Frequently asked questions

Why an in-process scheduler instead of Kubernetes cron jobs?

Easier on-prem self-hosting (a single binary instead of "a binary plus a Kubernetes operator"), lower latency for small jobs, and simpler local development. Kubernetes CronJob is still the right answer if you need cluster-scale scheduling that survives the API being down.

Why migrate the job store from SQLite to PostgreSQL?

Concurrent writers. Once the scheduler started fanning out to many concurrent tracker checks, SQLite's single-writer model became a real bottleneck. PostgreSQL also gives us proper indexing, JSONB columns for job payloads, and standard backup tooling.

Why use a third-party crate instead of writing it myself?

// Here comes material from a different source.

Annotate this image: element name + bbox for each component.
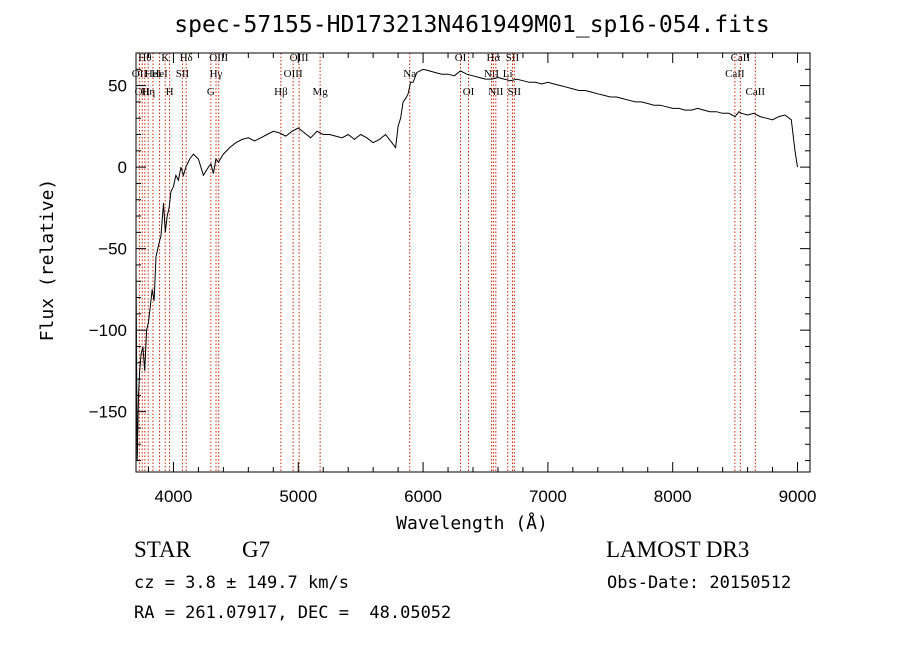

tokio-cron-scheduler covers the boring bits (cron parsing, tick loop, persistence trait, missed-job handling) so I could focus on Secutils.dev-specific behaviour. The crate is small enough that I can patch or fork if needed without inheriting much risk.

Where does Retrack come in?

Retrack is the standalone open-source project that handles tracker scheduling and headless-browser execution for Secutils.dev. It started life as code inside the Secutils.dev repo, then graduated to its own repository so other projects could reuse it. Repo: secutils-dev/retrack.

That wraps up today's post, thanks for taking the time to read it!